Toch is het voor een best grote groep mensen lastig om alle ballen in de lucht te houden. Helpt het dan om nóg minder te gaan werken? Nee, zegt Yerkes. Mensen die in deeltijd werken hebben zelfs iets vaker last van stressklachten dan mensen die voltijds werken: 19,1 procent ten opzichte van 18,6 procent. Dat klinkt misschien tegenstrijdig, maar het heeft alles te maken met de privékant van de werk-privébalans. Als de ruimte die je vrijmaakt door minder te werken wordt opgevuld met andere (zorg)taken, wordt je werklast niet per se minder.

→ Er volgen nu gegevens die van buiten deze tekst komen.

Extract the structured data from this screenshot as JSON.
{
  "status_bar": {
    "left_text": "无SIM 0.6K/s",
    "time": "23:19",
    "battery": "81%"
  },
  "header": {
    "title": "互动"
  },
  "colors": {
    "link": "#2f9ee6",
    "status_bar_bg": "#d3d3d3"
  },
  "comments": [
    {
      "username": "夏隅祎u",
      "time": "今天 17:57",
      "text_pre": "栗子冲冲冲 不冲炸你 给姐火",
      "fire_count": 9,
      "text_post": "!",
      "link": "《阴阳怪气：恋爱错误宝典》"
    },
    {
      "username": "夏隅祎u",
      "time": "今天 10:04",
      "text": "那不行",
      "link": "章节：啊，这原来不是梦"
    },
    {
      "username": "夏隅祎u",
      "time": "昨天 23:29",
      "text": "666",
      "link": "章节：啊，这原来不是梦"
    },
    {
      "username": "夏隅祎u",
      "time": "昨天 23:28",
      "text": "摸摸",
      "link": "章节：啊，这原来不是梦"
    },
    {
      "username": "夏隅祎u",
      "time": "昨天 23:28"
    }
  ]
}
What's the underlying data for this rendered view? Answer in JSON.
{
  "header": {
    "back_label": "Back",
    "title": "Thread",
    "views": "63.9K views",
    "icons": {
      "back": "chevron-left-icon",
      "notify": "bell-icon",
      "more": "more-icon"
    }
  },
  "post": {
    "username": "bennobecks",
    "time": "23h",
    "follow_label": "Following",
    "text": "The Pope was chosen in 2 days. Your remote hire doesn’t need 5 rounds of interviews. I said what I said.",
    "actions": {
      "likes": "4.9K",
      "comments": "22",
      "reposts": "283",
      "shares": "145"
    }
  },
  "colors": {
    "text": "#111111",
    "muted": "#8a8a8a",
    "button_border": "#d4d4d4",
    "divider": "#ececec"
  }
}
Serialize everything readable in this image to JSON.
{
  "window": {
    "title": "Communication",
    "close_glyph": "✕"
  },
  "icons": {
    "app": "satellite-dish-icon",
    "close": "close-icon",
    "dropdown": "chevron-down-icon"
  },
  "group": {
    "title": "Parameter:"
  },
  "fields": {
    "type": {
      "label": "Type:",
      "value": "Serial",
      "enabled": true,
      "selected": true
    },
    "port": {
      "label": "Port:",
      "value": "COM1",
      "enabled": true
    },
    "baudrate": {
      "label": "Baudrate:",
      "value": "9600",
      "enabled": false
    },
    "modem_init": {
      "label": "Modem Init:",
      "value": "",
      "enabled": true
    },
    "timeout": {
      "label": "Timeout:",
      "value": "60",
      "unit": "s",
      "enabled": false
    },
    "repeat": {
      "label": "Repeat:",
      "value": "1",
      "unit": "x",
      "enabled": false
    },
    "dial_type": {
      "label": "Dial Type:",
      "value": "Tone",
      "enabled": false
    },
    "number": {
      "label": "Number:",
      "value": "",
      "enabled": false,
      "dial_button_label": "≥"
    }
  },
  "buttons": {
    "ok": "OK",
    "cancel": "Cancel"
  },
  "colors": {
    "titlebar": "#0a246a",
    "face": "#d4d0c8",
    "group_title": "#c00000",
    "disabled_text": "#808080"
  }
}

Dit speelt vooral bij vrouwen, die vaker in deeltijd werken dan mannen (70% vs. 30%), maar meer zorgtaken op zich nemen. Maatschappelijke verwachtingen spelen hierin een grote rol. Yerkes legt uit: "Als de verwachting is dat je de perfecte moeder bent, de perfecte medewerker bent, het perfecte huishouden hebt, enzovoorts, kun je het gevoel hebben dat je niet voldoet. Dan doe je misschien wel minder betaald werk, maar ben je alsnog veel te druk met andere dingen. We moeten naast het betaalde werk als oorzaak van de burn-out ook kijken naar andere processen die daaraan bijdragen." Of minder werken tot meer vrijheid leidt, ligt dus aan wie je het vraagt.
Deeltijdwerk kan een luxe zijn, maar er werken ook veel mensen onvrijwillig in deeltijd. Zo hebben sommige mensen eigenlijk een fulltime salaris nodig om rond te komen, maar kunnen hun thuissituatie niet kunt combineren met elke dag werken. Bijvoorbeeld door onregelmatige diensten in de zorg of als schoonmaker, of doordat fulltime werken fysiek te zwaar is. Zo'n onvrijwillige deeltijdbaan kan voor veel stress zorgen, bijvoorbeeld omdat je minder verdient dan je zou willen.
Dat vrouwen vaker in deeltijd werken, zorgt er ook voor dat ze op de lange termijn in een kwetsbaardere positie belanden dan mannen, vertelt Yerkes. In deeltijd werken leidt in het algemeen tot minder kansen om door te groeien in je werk, een lager pensioen en een grotere kans dat je afhankelijk bent van een partner of de staat om rond te komen.
Het is dus vooral belangrijk dat deeltijdwerk een bewuste keuze is. Daarvoor moet er door werkgevers worden meegedacht met mensen die in deeltijd willen werken of dat al doen. Op die manier zijn ze beter op de hoogte van de mogelijke gevolgen: bijvoorbeeld voor hun salaris en pensioen, maar ook voor toeslagen die anders uitvallen bij een lager of hoger salaris. Yerkes vertelt over de organisatie Het Potentieel Pakken, die organisaties helpt hun contracten en werkroosters beter aan te laten sluiten bij wat hun werknemers nodig hebben. "Zij maken inzichtelijk wat de gevolgen van meer of minder werken op de lange termijn zijn. Bijvoorbeeld hoe veel het kost en oplevert als je kinderen vijf dagen per week naar de crèche gaan, of wat er gebeurt wanneer je relatie stukloopt."
Hoe druk we het hebben heeft dus niet alleen te maken met ons werk. Uiteindelijk gaat het er ook om wat er buiten ons werk gebeurt, en hoe eerlijk die taken zijn verdeeld. Een eerlijke verdeling binnen een gezin leidt uiteindelijk tot een eerlijkere verdeling binnen de maatschappij. Dan kun je pas écht spreken van een balans.